Ali Safa says: “Don’t even think that way, friend. It’s still too soon for that.” I feel father shaking his head. “I’ve started to trip when I’m walking along. My eyes glaze over. I don’t hear well. My molars hurt, but when I go to the dentist, he says my gums are shrinking.” Safa says: “The important thing is your virility.” Father’s voice comes to me as though he is far away: “What virility? It’s just a couple of drops now. The old power hose isn’t there anymore.”
~ ~ ~
The older students in the back rows stand up. Shouting in the courtyard. We pick up our satchels and leave the classroom. We join the students from the other classes. Everyone’s chanting: “Today, today, for study no way!” We gather in the school playground. The principal is standing by the closed school door. Sounds of a demonstration come from outside. Bricks rain down on the door of the school. The principal pulls back and the doorman opens the front door. We push out into the street and join with the students from the schools around us. The demonstration shoots out in the direction of the main street. We repeat after the students riding on the shoulders of classmates: “God is supreme; to Him be the glory.” “Long live the common struggle of the peoples of the Nile Valley.” “No to foreign occupation.” “Nahas Pasha, leader of the people.” The police are waiting for us at the end of the street. They block the way with a row of mounted officers. They move towards us and we run.
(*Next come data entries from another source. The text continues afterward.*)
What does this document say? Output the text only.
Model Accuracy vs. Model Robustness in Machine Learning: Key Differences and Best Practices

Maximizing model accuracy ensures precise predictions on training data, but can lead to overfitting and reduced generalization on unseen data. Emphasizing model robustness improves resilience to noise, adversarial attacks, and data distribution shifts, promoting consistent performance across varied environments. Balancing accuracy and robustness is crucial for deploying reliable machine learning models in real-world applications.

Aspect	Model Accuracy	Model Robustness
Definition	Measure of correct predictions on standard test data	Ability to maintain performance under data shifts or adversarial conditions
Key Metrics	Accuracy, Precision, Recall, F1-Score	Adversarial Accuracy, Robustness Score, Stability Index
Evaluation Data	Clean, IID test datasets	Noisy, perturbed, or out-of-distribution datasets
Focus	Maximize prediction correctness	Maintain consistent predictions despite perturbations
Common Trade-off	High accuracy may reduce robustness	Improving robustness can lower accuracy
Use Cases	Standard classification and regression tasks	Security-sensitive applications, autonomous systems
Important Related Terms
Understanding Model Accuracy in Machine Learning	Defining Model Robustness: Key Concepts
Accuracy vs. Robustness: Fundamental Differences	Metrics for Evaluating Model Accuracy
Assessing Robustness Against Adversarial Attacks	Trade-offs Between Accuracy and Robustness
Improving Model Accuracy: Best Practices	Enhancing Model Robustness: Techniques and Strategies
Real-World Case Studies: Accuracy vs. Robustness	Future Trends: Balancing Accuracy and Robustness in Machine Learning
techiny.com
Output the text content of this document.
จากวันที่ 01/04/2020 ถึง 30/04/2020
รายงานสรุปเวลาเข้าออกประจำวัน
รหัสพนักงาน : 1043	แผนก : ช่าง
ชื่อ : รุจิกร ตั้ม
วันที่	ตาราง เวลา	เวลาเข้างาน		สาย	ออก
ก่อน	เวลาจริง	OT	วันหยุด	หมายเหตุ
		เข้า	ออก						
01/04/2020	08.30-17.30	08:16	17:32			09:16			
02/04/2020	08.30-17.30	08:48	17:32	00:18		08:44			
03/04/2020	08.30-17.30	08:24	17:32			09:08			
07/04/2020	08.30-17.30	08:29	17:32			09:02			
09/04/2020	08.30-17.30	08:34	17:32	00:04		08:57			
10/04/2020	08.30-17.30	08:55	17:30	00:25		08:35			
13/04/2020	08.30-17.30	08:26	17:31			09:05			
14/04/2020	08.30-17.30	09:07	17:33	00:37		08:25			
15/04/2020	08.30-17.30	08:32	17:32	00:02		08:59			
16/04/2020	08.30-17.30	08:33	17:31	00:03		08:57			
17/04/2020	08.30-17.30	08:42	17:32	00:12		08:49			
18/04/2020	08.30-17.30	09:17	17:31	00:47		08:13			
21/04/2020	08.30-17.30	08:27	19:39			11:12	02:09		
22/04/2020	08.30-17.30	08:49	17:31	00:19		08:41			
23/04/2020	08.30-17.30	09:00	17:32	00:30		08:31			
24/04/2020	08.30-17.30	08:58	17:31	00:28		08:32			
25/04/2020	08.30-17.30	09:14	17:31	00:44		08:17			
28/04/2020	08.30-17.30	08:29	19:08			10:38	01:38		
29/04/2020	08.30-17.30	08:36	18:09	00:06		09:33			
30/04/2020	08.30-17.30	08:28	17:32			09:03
I escape to a side street. I stop in front of a newspaper stand. Pictures of actresses on the covers of magazines, like al-Kawakib, al-Athnain, and Mesaamarat al-Geeb. I pick up one with a picture of Tarzan on it. The salesman scolds me and grabs it out of my hands. I buy a notebook of songs for five millimes then keep walking. Stumping my foot in the dirt, I notice a round piece of iron. I back away from it. I make a point of going around the shop of the sheikh of the quarter. Finally, I come to the house. I ring the bell but father doesn’t answer. I ring again and Mrs. Tahiya opens up. She says: “Your father’s gone out. Close the door behind you.” She leaves me alone and heads for the kitchen. I close the door to the apartment. I push on the door to our room and find it’s locked. I have the key. I go in and put my satchel on the desk. Take off my clothes and put on the pyjamas with the shiny buttons. I go back to the door. Stand at the threshold listening. I come out into the living area.